Temat: Związki Zawodowe w Spółkach
Kolega Graczyk słuszne ma spostrzeżenia. Celnie oddające realia.
Jakub Marcinkowski odnosi to samo do obowiązującej praktyki.
Natomiast u reszty widzę dość duże oderwanie od praktyki.
Ustrój społeczny jaki by nie był opiera się na poczuciu sprawiedliwości, nie na sprawiedliwości per se, tylko na jej poczuciu. Tak samo jak działania porządkowe nie mają na celu zapewnienia bezpieczeństwa i porządku tylko poczucie tychże.
Stąd - zarząd istnieje w spółkach kapitałowych, ponieważ taki jest wymóg formalno-prawny. Jakby istniał wymóg istnienia oficera politycznego w spółce to byśmy powołali takiego.

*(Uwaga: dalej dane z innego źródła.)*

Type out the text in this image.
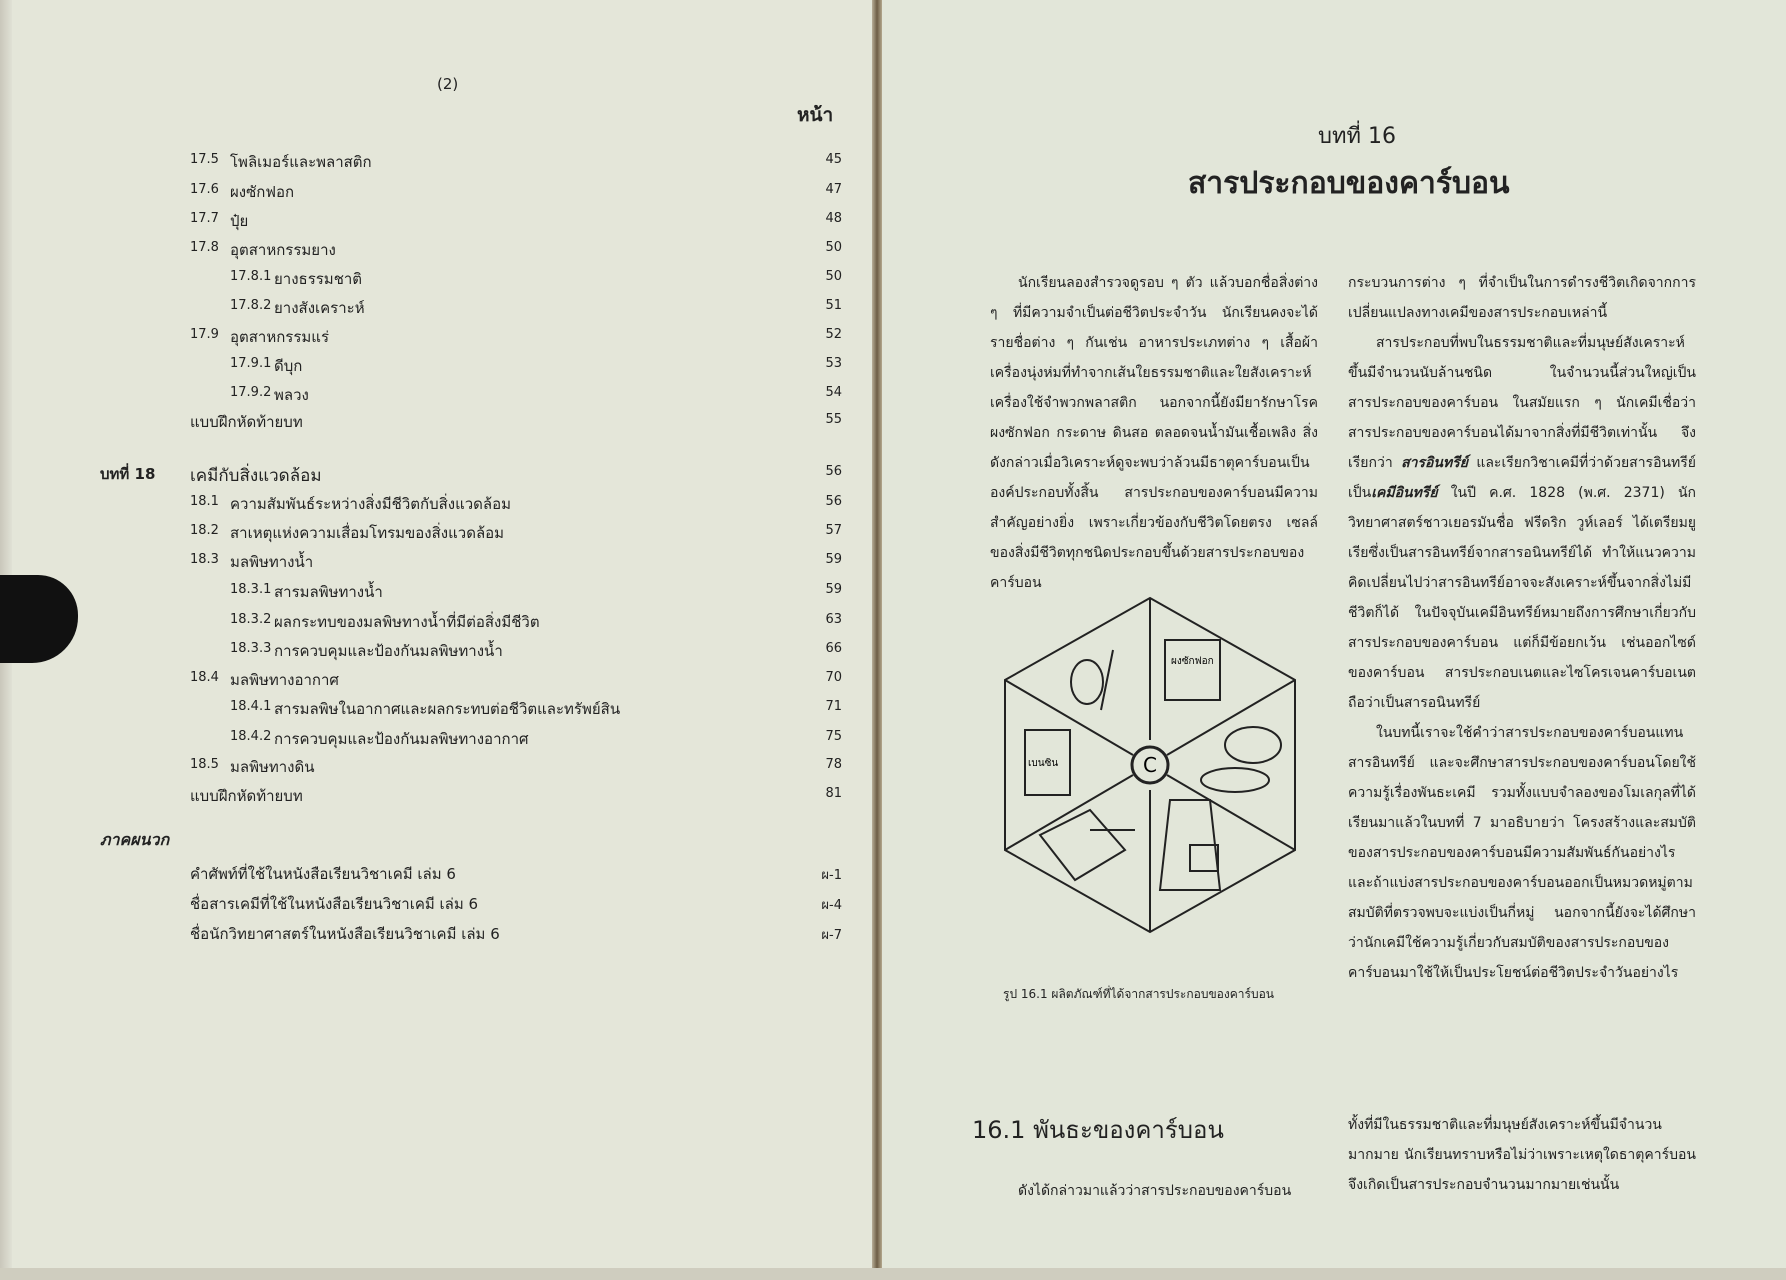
(2)
หน้า
17.5 โพลิเมอร์และพลาสติก	45
17.6 ผงซักฟอก	47
17.7 ปุ๋ย	48
17.8 อุตสาหกรรมยาง	50
17.8.1 ยางธรรมชาติ	50
17.8.2 ยางสังเคราะห์	51
17.9 อุตสาหกรรมแร่	52
17.9.1 ดีบุก	53
17.9.2 พลวง	54
แบบฝึกหัดท้ายบท	55
บทที่ 18 เคมีกับสิ่งแวดล้อม	56
18.1 ความสัมพันธ์ระหว่างสิ่งมีชีวิตกับสิ่งแวดล้อม	56
18.2 สาเหตุแห่งความเสื่อมโทรมของสิ่งแวดล้อม	57
18.3 มลพิษทางน้ำ	59
18.3.1 สารมลพิษทางน้ำ	59
18.3.2 ผลกระทบของมลพิษทางน้ำที่มีต่อสิ่งมีชีวิต	63
18.3.3 การควบคุมและป้องกันมลพิษทางน้ำ	66
18.4 มลพิษทางอากาศ	70
18.4.1 สารมลพิษในอากาศและผลกระทบต่อชีวิตและทรัพย์สิน	71
18.4.2 การควบคุมและป้องกันมลพิษทางอากาศ	75
18.5 มลพิษทางดิน	78
แบบฝึกหัดท้ายบท	81
ภาคผนวก
คำศัพท์ที่ใช้ในหนังสือเรียนวิชาเคมี เล่ม 6	ผ-1
ชื่อสารเคมีที่ใช้ในหนังสือเรียนวิชาเคมี เล่ม 6	ผ-4
ชื่อนักวิทยาศาสตร์ในหนังสือเรียนวิชาเคมี เล่ม 6	ผ-7
บทที่ 16
สารประกอบของคาร์บอน

นักเรียนลองสำรวจดูรอบ ๆ ตัว แล้วบอกชื่อสิ่งต่าง ๆ ที่มีความจำเป็นต่อชีวิตประจำวัน นักเรียนคงจะได้รายชื่อต่าง ๆ กันเช่น อาหารประเภทต่าง ๆ เสื้อผ้าเครื่องนุ่งห่มที่ทำจากเส้นใยธรรมชาติและใยสังเคราะห์ เครื่องใช้จำพวกพลาสติก นอกจากนี้ยังมียารักษาโรค ผงซักฟอก กระดาษ ดินสอ ตลอดจนน้ำมันเชื้อเพลิง สิ่งดังกล่าวเมื่อวิเคราะห์ดูจะพบว่าล้วนมีธาตุคาร์บอนเป็นองค์ประกอบทั้งสิ้น สารประกอบของคาร์บอนมีความสำคัญอย่างยิ่ง เพราะเกี่ยวข้องกับชีวิตโดยตรง เซลล์ของสิ่งมีชีวิตทุกชนิดประกอบขึ้นด้วยสารประกอบของคาร์บอน

กระบวนการต่าง ๆ ที่จำเป็นในการดำรงชีวิตเกิดจากการเปลี่ยนแปลงทางเคมีของสารประกอบเหล่านี้

สารประกอบที่พบในธรรมชาติและที่มนุษย์สังเคราะห์ขึ้นมีจำนวนนับล้านชนิด ในจำนวนนี้ส่วนใหญ่เป็นสารประกอบของคาร์บอน ในสมัยแรก ๆ นักเคมีเชื่อว่าสารประกอบของคาร์บอนได้มาจากสิ่งที่มีชีวิตเท่านั้น จึงเรียกว่า สารอินทรีย์ และเรียกวิชาเคมีที่ว่าด้วยสารอินทรีย์เป็นเคมีอินทรีย์ ในปี ค.ศ. 1828 (พ.ศ. 2371) นักวิทยาศาสตร์ชาวเยอรมันชื่อ ฟรีดริก วูห์เลอร์ ได้เตรียมยูเรียซึ่งเป็นสารอินทรีย์จากสารอนินทรีย์ได้ ทำให้แนวความคิดเปลี่ยนไปว่าสารอินทรีย์อาจจะสังเคราะห์ขึ้นจากสิ่งไม่มีชีวิตก็ได้ ในปัจจุบันเคมีอินทรีย์หมายถึงการศึกษาเกี่ยวกับสารประกอบของคาร์บอน แต่ก็มีข้อยกเว้น เช่นออกไซด์ของคาร์บอน สารประกอบเนตและไซโครเจนคาร์บอเนตถือว่าเป็นสารอนินทรีย์

ในบทนี้เราจะใช้คำว่าสารประกอบของคาร์บอนแทนสารอินทรีย์ และจะศึกษาสารประกอบของคาร์บอนโดยใช้ความรู้เรื่องพันธะเคมี รวมทั้งแบบจำลองของโมเลกุลที่ได้เรียนมาแล้วในบทที่ 7 มาอธิบายว่า โครงสร้างและสมบัติของสารประกอบของคาร์บอนมีความสัมพันธ์กันอย่างไร และถ้าแบ่งสารประกอบของคาร์บอนออกเป็นหมวดหมู่ตามสมบัติที่ตรวจพบจะแบ่งเป็นกี่หมู่ นอกจากนี้ยังจะได้ศึกษาว่านักเคมีใช้ความรู้เกี่ยวกับสมบัติของสารประกอบของคาร์บอนมาใช้ให้เป็นประโยชน์ต่อชีวิตประจำวันอย่างไร

C
ผงซักฟอก
เบนซิน
รูป 16.1 ผลิตภัณฑ์ที่ได้จากสารประกอบของคาร์บอน
16.1 พันธะของคาร์บอน

ดังได้กล่าวมาแล้วว่าสารประกอบของคาร์บอน

ทั้งที่มีในธรรมชาติและที่มนุษย์สังเคราะห์ขึ้นมีจำนวนมากมาย นักเรียนทราบหรือไม่ว่าเพราะเหตุใดธาตุคาร์บอนจึงเกิดเป็นสารประกอบจำนวนมากมายเช่นนั้น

Co nijak nie znaczy że zarząd i prezes do czegoś służą. W niekapitałowych formach działalności gospodarczej takiego stwora nie ma i też działają.
Tak samo ma się istnienie rady nadzorczej i jej celów do realiów które realizują te ciała razem z komisjami obrachunkowymi.
Twierdzenie iż działają w interesie inwestorów, a nie swoim własnym zalatuje mocnym oderwaniem od rzeczywistości.
Kolega który napisał o kontroli kosztów dawno nie był w księgowości i nie widział gdzie może kontrola kosztów skoczyć specjalistom od kontroli :) Jak specjalista od kontroli składa kwity kosztowe do księgowości to tam wszystko jest podobniejsze do rzeczywistości niż by naprawdę się działo.
Co słusznie zauważa Towarzysz Graczyk, iż nawet to co szare i do d może być różowe i w kosztach firmy bez mrugnięcia okiem.
--------------------------
Wróćmy do realiów.
Firmami nie rządzą głupcy. Niekoniecznie ten co wpisany na świecznik rządzi firmą.
Aby tyrać trzy z pięciu dni w tygodniu pańszczyznę trzeba być głupcem, a takie właśnie mamy podatki (z powodu mniejszych zabijano cesarzy, więc jak przedsiębiorcy zaczną polować na urzędników skarbowych to nie będziecie zdziwieni? we Włoszech jest na to moda od kilku miesięcy).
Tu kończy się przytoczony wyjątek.